Speaking to CarsGuide at this year's Japan Mobility Show, Mazda Motor Corporation Director of R&D, Ichiro Hirose, said the brand's next battery electric vehicle (BEV) won't surface into close to the end of the decade.
"Last year, we updated our mid-term plan and actually divided our plans to 2030 into three phases for electrification," he said.
"Up until 2025 is the first phase and up to 2027 is the second phase, and after 2028 is the third phase.
"The phase after 2028, we are going to have full-scale introduction of battery EVs.
"Up until then, we will prepare the technology, and from 2028 onwards, we will fully deploy EVs."
Up to this point, Mazda has released just one mass-market electric car in the form of the city-focused MX-30 EV, which has a 200km driving range.
Mazda Australia has since discontinued the slow-selling model, however, meaning it and Mitsubishi are the only top 10 brands without a clear timeline to offer an EV to rival the likes of Toyota's bZ4X, Hyundai's Ioniq 5, the Kia EV9, Ford's Mustang Mach-E and others.
However, Hirose is not concerned about falling behind in the EV race, as he believes the market is still finding its feet and jumping too soon could be catastrophic for a smaller brand like Mazda.
"We have no intention of being a pioneer or something in that world [EVs]," he said.
"Customer's choice and perception for battery EVs, we cannot predict that, so of course we prepare the technologies, until the time comes, we apply multiple solutions, and the basics for that is the engine we just introduced (the CX-60 and CX-90's inline six-cylinder petrol and diesel engines with mild-hybrid tech).
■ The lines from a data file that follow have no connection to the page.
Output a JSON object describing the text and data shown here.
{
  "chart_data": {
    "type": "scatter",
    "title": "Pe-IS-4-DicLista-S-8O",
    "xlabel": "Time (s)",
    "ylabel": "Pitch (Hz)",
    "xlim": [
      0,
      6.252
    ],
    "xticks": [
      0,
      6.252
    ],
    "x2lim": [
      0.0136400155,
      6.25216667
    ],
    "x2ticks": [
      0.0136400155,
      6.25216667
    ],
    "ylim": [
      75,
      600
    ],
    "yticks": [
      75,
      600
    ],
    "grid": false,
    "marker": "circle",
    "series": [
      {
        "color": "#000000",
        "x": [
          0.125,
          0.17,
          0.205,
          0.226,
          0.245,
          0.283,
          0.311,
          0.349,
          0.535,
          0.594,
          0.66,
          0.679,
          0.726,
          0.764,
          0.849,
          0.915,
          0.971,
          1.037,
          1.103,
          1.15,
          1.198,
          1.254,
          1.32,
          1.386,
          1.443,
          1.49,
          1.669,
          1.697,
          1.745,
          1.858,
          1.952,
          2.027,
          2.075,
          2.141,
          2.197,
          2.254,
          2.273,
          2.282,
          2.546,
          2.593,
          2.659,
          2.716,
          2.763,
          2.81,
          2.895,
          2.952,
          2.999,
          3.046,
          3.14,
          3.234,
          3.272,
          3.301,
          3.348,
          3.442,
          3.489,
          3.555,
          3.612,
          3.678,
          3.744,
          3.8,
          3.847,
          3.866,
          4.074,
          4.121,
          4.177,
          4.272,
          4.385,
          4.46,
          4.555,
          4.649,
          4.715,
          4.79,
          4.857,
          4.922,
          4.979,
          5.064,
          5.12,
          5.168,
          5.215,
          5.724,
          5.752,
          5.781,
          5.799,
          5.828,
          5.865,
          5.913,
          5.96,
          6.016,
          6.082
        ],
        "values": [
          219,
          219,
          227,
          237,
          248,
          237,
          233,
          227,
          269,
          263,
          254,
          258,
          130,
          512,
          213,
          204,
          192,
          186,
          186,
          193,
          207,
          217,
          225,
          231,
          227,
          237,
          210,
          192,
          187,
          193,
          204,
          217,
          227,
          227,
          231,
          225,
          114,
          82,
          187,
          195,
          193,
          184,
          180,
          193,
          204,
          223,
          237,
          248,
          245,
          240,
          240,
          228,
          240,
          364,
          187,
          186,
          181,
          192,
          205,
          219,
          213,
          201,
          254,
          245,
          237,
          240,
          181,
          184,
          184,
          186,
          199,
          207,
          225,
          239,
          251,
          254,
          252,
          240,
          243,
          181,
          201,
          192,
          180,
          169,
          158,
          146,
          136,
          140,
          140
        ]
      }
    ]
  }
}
"Electric vehicle customer preferences, what are they? We cannot see it clearly yet.
"We will keep preparing for it and, once customer preferences become clear, then we will ready the product.
"Because after all, investment required for electric vehicles is going to be substantial, so we have to have a certain volume, otherwise it is going to be risky."
Hirose would not be drawn on what sort of shape Mazda's next EV will take, whether it will be a volume-selling mid-size SUV or a city runabout hatchback, but did confirm the brand is exclusively working in-house on electric cars and was not partnering with another brand to leverage external technologies.
Mazda has plans to completely electrify its line-up by 2030, though that might not necessarily mean battery electric technology.
The Japanese marque is toying with a rotary range-extending powertrain in the MX-30 in overseas markets, and has flagged alternative fuels like hydrogen as a viable pathway to reducing fleet emissions in the short-term future.